Nazca Lines| © Pixabay


On the island of Bohol in the Philippines lies some odd conical hills that have been nicknamed ‘the Chocolate Hills’. They are covered in green grass that turns a chocolate colour brown during the dry season and have a geological formation which confuses experts. Tourists, however, love them, as they look whimsical and obtuse with the jungle as a backdrop.

Bohol | © Andrewhaimerl  Wikkicommons


Yes, we’ve all seen the photos of our lucky mates, playing with notions of scale and size on these salt pans in Bolivia. It’s the world’s largest of its kind, and when a film gathers on its surface, also acts as a mirror; doubling the weirdness factor of the great natural wonder.

Salar de Uyuni© Pixabay


The purrrfect place for cat lovers, Tashirojima has a population of only one hundred people, but many, many more feline inhabitants. Tashirojima is actually one of roughly 12 ‘cat islands’ in Japan, but is probably the most famous. The heavy cat population was brought about by stray cats being fed and nurtured by locals who believed this care brought them good luck, especially with regards to predicting the weather and its effect on the fishing community.
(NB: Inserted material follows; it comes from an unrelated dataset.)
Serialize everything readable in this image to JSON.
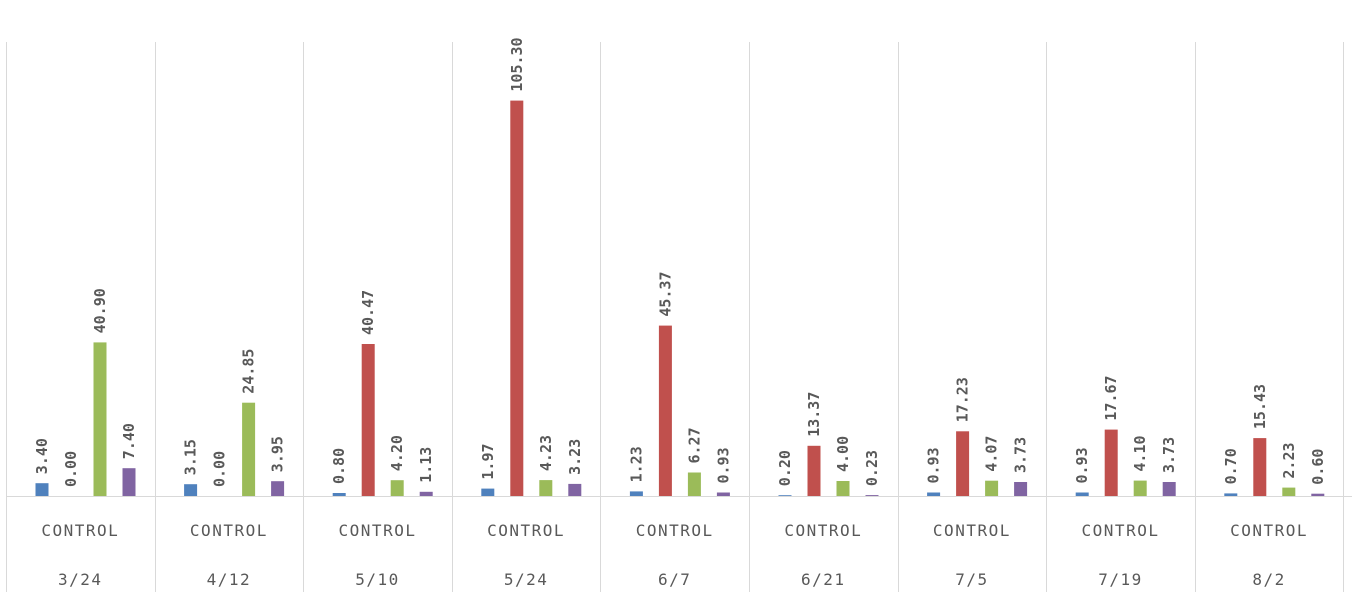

Cats in Aoshima | ©  暇・カキコ Wikkicommons


This beach in China is covered by a type of seaweed called Sueda which turns bright red during the autumn, and is one which really needs to be seen to be believed. We’re not talking a rusty, tired looking hue, we’re talking bright, vivid red. The area is also home to a thriving ecosystem, with over 200 types of bird calling it home. So, if you’re into bird watching with a most peculiar backdrop, this could be the place for you.